Let us return to my friend’s conception: a Victorian Gothic
building, table manners, King’s College Choir on TV at Christmas. He bears the Church no ill will; he probably even
has a sneaking fondness for it. He would
compare it to the hansom cab: the best form of transport in its day, but now
superseded by the taxi and appropriate only to the Museum of Transport. Anything the Church once did can now be done
better by the secular state: state education and state medicine, the Civil
Service, social workers, psychiatrists.
And so on. And I
agree with him. If its works are the sum
of what the Church is, then the Church has no future.
To all this, the believer can only say that outcome is
being confused with essence. It’s like going to the National Gallery so that
you can eat in the restaurant. Or going
to Macdonalds so you can check out the art work. Or going to a party so you can meet the other
guests and ignore the host.
“...and the gates of death will not close on it.” (Matthew 16:18). The most straightforward answer is that the
Church will survive, however precariously, because Christ promised it would.
And Christ is God.

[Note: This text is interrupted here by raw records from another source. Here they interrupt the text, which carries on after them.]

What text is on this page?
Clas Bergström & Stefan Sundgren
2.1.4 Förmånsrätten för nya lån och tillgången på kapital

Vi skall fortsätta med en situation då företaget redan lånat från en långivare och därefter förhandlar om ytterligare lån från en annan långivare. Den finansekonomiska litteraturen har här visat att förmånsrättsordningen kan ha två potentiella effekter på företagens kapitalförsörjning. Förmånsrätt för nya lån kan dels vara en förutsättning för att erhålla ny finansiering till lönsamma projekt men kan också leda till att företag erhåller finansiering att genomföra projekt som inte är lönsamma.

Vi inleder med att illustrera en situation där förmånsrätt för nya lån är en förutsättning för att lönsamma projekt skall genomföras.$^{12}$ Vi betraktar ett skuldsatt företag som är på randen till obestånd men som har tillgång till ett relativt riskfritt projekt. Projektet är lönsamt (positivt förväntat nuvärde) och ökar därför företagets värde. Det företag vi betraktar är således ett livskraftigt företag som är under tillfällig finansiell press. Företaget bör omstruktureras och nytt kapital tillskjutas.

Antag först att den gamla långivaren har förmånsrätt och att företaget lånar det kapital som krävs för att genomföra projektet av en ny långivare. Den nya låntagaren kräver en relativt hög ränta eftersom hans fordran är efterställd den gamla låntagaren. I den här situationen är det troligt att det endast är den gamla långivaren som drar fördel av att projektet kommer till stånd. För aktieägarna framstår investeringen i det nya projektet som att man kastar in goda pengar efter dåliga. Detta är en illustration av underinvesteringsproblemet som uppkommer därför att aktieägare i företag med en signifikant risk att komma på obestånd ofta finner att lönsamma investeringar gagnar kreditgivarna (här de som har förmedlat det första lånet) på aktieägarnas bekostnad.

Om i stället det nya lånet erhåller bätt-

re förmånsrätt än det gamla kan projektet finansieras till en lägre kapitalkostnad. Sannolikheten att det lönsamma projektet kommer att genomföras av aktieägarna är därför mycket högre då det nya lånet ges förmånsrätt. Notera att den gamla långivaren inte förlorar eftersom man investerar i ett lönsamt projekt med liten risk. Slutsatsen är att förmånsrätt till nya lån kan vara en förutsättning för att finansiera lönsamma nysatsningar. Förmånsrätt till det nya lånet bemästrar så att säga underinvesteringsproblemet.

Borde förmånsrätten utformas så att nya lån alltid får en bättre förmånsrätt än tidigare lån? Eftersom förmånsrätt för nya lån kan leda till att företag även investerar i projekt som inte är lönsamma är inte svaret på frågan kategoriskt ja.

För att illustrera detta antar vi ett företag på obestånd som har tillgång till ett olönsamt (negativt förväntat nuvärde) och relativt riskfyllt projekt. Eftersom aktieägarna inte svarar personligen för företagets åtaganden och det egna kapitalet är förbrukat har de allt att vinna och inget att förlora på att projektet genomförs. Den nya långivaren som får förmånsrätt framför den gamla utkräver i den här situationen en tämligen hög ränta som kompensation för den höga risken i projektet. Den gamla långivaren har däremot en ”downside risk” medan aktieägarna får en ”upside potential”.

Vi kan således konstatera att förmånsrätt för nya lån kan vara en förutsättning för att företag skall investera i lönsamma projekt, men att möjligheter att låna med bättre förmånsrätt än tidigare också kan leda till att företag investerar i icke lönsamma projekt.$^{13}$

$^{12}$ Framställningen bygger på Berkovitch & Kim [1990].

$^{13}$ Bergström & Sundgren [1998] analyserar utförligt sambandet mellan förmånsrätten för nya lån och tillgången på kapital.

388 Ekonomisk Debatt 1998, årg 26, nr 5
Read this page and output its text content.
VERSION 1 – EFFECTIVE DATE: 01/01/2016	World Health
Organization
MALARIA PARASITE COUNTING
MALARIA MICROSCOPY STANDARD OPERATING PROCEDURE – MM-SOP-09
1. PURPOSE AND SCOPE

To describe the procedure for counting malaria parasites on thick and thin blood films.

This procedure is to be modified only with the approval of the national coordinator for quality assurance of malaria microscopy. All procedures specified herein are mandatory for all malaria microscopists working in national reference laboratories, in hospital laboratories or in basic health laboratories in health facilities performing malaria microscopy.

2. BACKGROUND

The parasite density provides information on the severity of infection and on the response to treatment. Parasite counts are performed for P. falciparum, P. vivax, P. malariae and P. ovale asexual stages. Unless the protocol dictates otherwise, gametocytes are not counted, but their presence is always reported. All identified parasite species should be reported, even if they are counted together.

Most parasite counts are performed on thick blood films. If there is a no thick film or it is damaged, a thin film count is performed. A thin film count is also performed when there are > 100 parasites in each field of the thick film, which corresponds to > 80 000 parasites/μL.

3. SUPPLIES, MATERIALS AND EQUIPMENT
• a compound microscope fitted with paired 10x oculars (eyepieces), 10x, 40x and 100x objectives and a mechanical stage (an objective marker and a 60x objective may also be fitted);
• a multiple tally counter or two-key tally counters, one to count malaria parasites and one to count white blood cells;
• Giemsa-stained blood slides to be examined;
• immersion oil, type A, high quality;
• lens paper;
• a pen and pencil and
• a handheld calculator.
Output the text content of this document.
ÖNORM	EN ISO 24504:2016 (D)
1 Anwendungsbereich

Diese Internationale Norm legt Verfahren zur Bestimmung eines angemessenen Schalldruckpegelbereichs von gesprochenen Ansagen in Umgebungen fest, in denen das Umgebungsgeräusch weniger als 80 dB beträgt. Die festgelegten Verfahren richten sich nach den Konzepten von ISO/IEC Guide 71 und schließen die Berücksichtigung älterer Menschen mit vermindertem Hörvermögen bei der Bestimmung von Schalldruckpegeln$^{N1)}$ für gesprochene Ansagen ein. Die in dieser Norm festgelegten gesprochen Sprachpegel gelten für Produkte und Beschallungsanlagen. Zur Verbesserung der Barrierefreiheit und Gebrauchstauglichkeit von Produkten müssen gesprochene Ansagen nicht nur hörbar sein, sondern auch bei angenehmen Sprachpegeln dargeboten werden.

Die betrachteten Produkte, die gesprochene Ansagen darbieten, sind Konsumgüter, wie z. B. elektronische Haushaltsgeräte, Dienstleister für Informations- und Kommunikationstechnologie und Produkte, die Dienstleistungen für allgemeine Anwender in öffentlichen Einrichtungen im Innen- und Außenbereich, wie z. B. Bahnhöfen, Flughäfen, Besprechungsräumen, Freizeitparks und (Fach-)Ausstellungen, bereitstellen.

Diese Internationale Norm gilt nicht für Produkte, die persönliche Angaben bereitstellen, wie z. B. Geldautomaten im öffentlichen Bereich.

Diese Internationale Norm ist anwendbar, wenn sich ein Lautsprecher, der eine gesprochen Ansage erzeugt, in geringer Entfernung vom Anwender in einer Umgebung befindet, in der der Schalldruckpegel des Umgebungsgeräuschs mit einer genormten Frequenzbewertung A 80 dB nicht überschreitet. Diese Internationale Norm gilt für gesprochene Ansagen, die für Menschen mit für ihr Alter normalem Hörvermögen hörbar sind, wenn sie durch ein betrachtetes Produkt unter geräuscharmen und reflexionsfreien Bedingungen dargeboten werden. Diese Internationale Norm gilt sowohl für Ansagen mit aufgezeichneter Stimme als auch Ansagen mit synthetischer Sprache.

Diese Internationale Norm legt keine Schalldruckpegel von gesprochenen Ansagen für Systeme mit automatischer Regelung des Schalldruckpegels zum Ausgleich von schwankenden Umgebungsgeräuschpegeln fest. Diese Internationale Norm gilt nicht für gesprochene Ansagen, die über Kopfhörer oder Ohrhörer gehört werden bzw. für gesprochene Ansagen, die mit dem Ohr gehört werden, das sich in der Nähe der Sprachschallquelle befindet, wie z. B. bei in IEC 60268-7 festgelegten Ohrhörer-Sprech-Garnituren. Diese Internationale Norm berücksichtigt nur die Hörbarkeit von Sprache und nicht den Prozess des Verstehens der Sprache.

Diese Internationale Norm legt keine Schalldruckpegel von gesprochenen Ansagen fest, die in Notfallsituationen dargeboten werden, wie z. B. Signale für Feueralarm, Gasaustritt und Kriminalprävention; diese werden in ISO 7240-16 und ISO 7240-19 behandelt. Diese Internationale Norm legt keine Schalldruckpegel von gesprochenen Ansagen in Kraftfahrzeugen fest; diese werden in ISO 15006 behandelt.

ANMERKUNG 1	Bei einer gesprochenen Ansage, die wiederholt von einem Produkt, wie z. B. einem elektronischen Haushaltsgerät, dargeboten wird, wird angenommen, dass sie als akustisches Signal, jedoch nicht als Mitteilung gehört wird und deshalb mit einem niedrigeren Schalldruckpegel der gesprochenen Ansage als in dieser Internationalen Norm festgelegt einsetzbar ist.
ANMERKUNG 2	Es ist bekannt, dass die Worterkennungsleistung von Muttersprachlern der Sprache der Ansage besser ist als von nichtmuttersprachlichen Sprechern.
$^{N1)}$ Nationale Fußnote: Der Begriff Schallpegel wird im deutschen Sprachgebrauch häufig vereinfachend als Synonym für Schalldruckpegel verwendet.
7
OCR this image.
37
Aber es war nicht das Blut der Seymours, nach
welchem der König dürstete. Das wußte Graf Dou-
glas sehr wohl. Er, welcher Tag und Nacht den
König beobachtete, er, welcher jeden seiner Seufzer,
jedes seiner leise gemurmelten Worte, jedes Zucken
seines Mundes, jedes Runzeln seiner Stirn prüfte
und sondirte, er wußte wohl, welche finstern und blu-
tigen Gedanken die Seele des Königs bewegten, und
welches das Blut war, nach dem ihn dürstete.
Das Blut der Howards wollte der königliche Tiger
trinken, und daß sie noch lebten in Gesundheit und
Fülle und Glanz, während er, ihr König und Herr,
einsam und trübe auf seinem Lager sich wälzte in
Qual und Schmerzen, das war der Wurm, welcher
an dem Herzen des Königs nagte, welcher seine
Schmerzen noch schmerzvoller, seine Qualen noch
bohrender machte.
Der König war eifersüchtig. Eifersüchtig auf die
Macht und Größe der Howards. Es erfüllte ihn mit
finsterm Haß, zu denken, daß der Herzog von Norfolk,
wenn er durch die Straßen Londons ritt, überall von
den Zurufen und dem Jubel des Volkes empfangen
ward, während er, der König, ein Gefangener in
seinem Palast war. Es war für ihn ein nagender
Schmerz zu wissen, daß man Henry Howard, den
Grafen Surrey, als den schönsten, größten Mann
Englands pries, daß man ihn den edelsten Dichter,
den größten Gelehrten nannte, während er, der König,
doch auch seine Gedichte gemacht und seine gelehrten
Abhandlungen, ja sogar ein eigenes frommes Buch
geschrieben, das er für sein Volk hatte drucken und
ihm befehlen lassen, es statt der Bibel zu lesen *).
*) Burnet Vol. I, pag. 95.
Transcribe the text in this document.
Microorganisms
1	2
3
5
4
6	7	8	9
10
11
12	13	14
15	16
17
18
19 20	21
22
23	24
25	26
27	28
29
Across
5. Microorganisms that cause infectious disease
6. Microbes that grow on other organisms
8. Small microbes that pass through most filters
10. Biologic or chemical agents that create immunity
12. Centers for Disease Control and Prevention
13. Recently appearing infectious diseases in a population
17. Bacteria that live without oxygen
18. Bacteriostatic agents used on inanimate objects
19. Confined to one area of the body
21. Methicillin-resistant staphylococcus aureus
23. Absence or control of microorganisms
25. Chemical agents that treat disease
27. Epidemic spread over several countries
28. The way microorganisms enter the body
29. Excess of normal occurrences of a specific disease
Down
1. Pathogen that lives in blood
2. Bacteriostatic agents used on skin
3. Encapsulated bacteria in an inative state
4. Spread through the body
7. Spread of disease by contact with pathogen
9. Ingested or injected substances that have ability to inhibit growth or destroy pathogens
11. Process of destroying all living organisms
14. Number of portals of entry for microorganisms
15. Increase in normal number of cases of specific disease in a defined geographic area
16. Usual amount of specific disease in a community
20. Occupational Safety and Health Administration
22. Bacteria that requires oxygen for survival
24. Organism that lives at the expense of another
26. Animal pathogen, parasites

And God keeps promises.
But that is an answer to satisfy only those who accept the divinity of Christ.
But what, exactly,
is meant by the Church? Perhaps the
difficult parable of the sheep and the goats is helpful here. Some
of the sheep, you will remember, are puzzled to be among the saved, and some of
the goats are equally puzzled not to be.
The situation of
the goats may be explained by St Augustine ’s
idea of the visible and invisible church.
Not all within the church are genuine believers, but God can see what human
eyes cannot.
The sheep situation
can be explained by the theologian Karl Rahner’s extension of the invisible –
ie genuine – church to the whole human race.
Among those who have never had the opportunity to hear about Christ
there are invisible Christians, saved by grace.
I like that thought
myself, contentious though it is. The
‘Church’ as I would thus define it is the collective body of those who have, knowingly or
unknowingly, responded to Christ, and which undertakes some – although by no means
all – of God’s work in the world. Within
the specific geographical context of England , there are members of this
church within the Church of England, but also outside it; and members of the Church
of England who are not of this church.
That, I suppose, is
the best answer I can give. The Church of England may or may not survive, but
the Church in England will. Because it has Christ’s promise.